Kettle Use tutorial (i)

Source: Internet
Author: User

Kettle itself has three main components: Spoon,kitchen,pan. Where spoon is a graphical interface for Windows, set the environment variables first: Pentaho_java_home, for example: C:\Program

Files\java\jdk1.7.0_25, is actually your Java installation directory, more than 1.6 can. Under Windows Double-click on Spoon.bat, the interface is as follows:

Here I set up a library, in fact, can be stored in the form of files, the structure of the storage is XML, but I still feel that the establishment of a resource base is better, look at job and other situations are relatively simple, because the readability of the data table is better than XML

Much more. Create a resource pool and a file repository just click the small plus sign in the upper right corner and the following interface will appear:


The first option is to create a database version of the Repository, and then:


After:

After the test, click OK to go back to the beginning of the interface, this time select test database connection, and then access to your project (I am so called) ID and name, here to remember, because later kitchen scheduling to enter this

Parameters.


Click "Yes" in the box that pops up next, and the interface will appear:

This step will create a lot of tables under your users, so it's best to create a single user for the repository, but under Oracle, under MySQL and DB2, it's best to use the same approach to separate the repository from other libraries. Check:

Sql> Conn Wings/wings@prism

is connected.

Sql> Select COUNT (1) from R_repository_log;

COUNT (1)

----------

0

Sql>

The table has been built. Back to the beginning of the interface, select Test, click OK, then the login dialog will appear, the user password is the default admin, you can change their own.

The next step is to start using the tool.

In fact, for the simple database data extraction, basically only need to transform and work these two things. Here's how to create a transformation:

1 clicks on the file--new---convert.

2 Select "Main Object Tree" in the tree-like list on the left to create a new DB connection. The steps are the same as the repository above. A source library for a target library.
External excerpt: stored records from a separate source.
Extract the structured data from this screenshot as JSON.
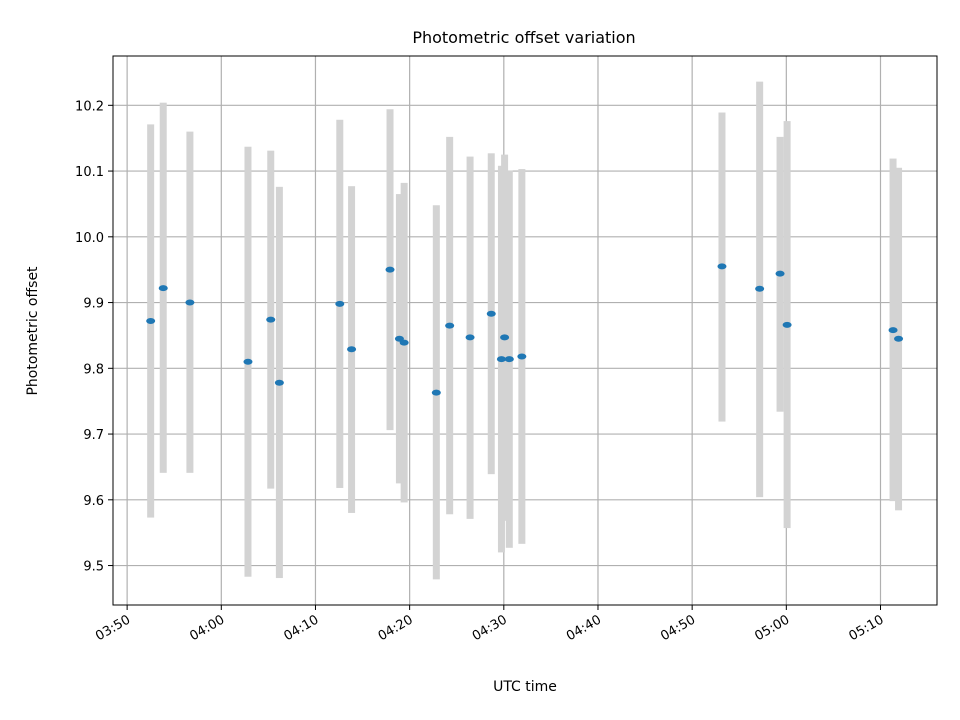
{
  "chart_data": {
    "type": "scatter",
    "title": "Photometric offset variation",
    "xlabel": "UTC time",
    "ylabel": "Photometric offset",
    "xlim": [
      "03:48:30",
      "05:16:00"
    ],
    "ylim": [
      9.44,
      10.275
    ],
    "x_ticks": [
      "03:50",
      "04:00",
      "04:10",
      "04:20",
      "04:30",
      "04:40",
      "04:50",
      "05:00",
      "05:10"
    ],
    "y_ticks": [
      9.5,
      9.6,
      9.7,
      9.8,
      9.9,
      10.0,
      10.1,
      10.2
    ],
    "grid": true,
    "colors": {
      "point": "#1f77b4",
      "error_bar": "#d3d3d3",
      "grid": "#b0b0b0"
    },
    "points": [
      {
        "t": "03:52:30",
        "y": 9.872,
        "lo": 9.573,
        "hi": 10.171
      },
      {
        "t": "03:53:50",
        "y": 9.922,
        "lo": 9.641,
        "hi": 10.204
      },
      {
        "t": "03:56:40",
        "y": 9.9,
        "lo": 9.641,
        "hi": 10.16
      },
      {
        "t": "04:02:50",
        "y": 9.81,
        "lo": 9.483,
        "hi": 10.137
      },
      {
        "t": "04:05:15",
        "y": 9.874,
        "lo": 9.617,
        "hi": 10.131
      },
      {
        "t": "04:06:10",
        "y": 9.778,
        "lo": 9.481,
        "hi": 10.076
      },
      {
        "t": "04:12:35",
        "y": 9.898,
        "lo": 9.618,
        "hi": 10.178
      },
      {
        "t": "04:13:50",
        "y": 9.829,
        "lo": 9.58,
        "hi": 10.077
      },
      {
        "t": "04:17:55",
        "y": 9.95,
        "lo": 9.706,
        "hi": 10.194
      },
      {
        "t": "04:18:55",
        "y": 9.845,
        "lo": 9.625,
        "hi": 10.065
      },
      {
        "t": "04:19:25",
        "y": 9.839,
        "lo": 9.596,
        "hi": 10.082
      },
      {
        "t": "04:22:50",
        "y": 9.763,
        "lo": 9.479,
        "hi": 10.048
      },
      {
        "t": "04:24:15",
        "y": 9.865,
        "lo": 9.578,
        "hi": 10.152
      },
      {
        "t": "04:26:25",
        "y": 9.847,
        "lo": 9.571,
        "hi": 10.122
      },
      {
        "t": "04:28:40",
        "y": 9.883,
        "lo": 9.639,
        "hi": 10.127
      },
      {
        "t": "04:29:45",
        "y": 9.814,
        "lo": 9.52,
        "hi": 10.108
      },
      {
        "t": "04:30:05",
        "y": 9.847,
        "lo": 9.568,
        "hi": 10.125
      },
      {
        "t": "04:30:35",
        "y": 9.814,
        "lo": 9.527,
        "hi": 10.101
      },
      {
        "t": "04:31:55",
        "y": 9.818,
        "lo": 9.533,
        "hi": 10.103
      },
      {
        "t": "04:53:10",
        "y": 9.955,
        "lo": 9.719,
        "hi": 10.189
      },
      {
        "t": "04:57:10",
        "y": 9.921,
        "lo": 9.604,
        "hi": 10.236
      },
      {
        "t": "04:59:20",
        "y": 9.944,
        "lo": 9.734,
        "hi": 10.152
      },
      {
        "t": "05:00:05",
        "y": 9.866,
        "lo": 9.557,
        "hi": 10.176
      },
      {
        "t": "05:11:20",
        "y": 9.858,
        "lo": 9.598,
        "hi": 10.119
      },
      {
        "t": "05:11:55",
        "y": 9.845,
        "lo": 9.584,
        "hi": 10.105
      }
    ]
  }
}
3 Drag a table input in the core object--Enter this place, drag out the "table output" in the "Output" directory, and drag a field selection at "Convert", as shown in figure:


Each object can be double-clicked to modify the properties, and the following is an example of extracting the World database's city table.
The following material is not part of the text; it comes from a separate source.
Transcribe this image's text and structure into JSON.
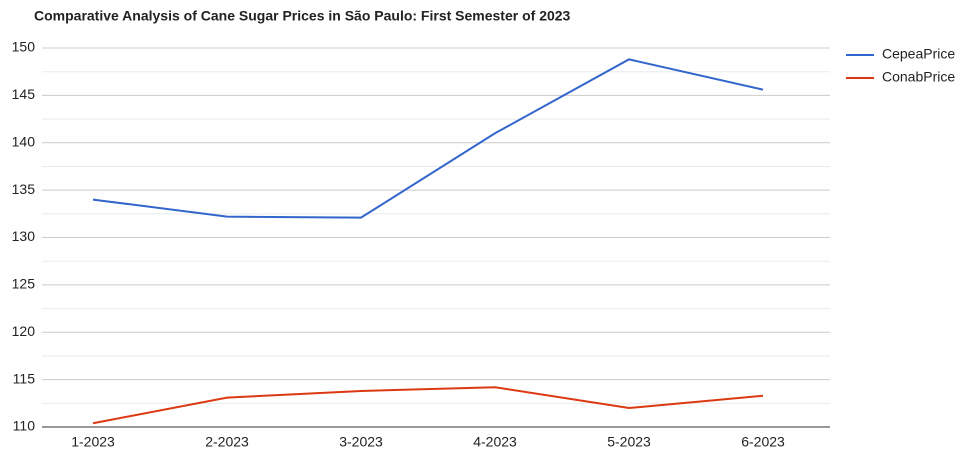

Double-click the table input, select the database connection, select the source database, and then click "Get SQL query Statement", in the dialog box to choose, then it will become this


Click the table output below:


Click on the field selection:


In this way, a simple conversion of the extracted data is done. Execute it, click on the Green Start button above.

I am also in the study, I hope that I can share my experience with the same as I the beginner.

Here are the supplemental sections:

After a job or a trans is established, you can set up a timed task. In the case of DS, the DS client natively supports schedule, but kettle because there is no concept of the server and the client, it only uses

Linux crontab, in fact, the job itself also supports timing, but you have to ensure that the graphical interface is always open, so it is not as good as crontab. Using kettle on the command line is simple, the job is scheduled with kitchen, trans uses pan to adjust

Degree.

The following is a kitchen dispatch command:

Bash/home/kettle/data-integration/kitchen.sh/rep kettle_demo/user username/pass passwd/level minimal/dir/dirname/j OB JobName

Rep writes its own repository name.

Trans is the same as above, slightly different:

Bash/home/kettle/data-integration/pan.sh/rep kettle_demo/user username/pass passwd/level Minimal/dir/dirname/trans Transname


Contact Us

The content source of this page is from Internet, which doesn't represent Alibaba Cloud's opinion; products and services mentioned on that page don't have any relationship with Alibaba Cloud. If the content of the page makes you feel confusing, please write us an email, we will handle the problem within 5 days after receiving your email.

If you find any instances of plagiarism from the community, please send an email to: info-contact@alibabacloud.com and provide relevant evidence. A staff member will contact you within 5 working days.

A Free Trial That Lets You Build Big!

Start building with 50+ products and up to 12 months usage for Elastic Compute Service

  • Sales Support

    1 on 1 presale consultation

  • After-Sales Support

    24/7 Technical Support 6 Free Tickets per Quarter Faster Response

  • Alibaba Cloud offers highly flexible support services tailored to meet your exact needs.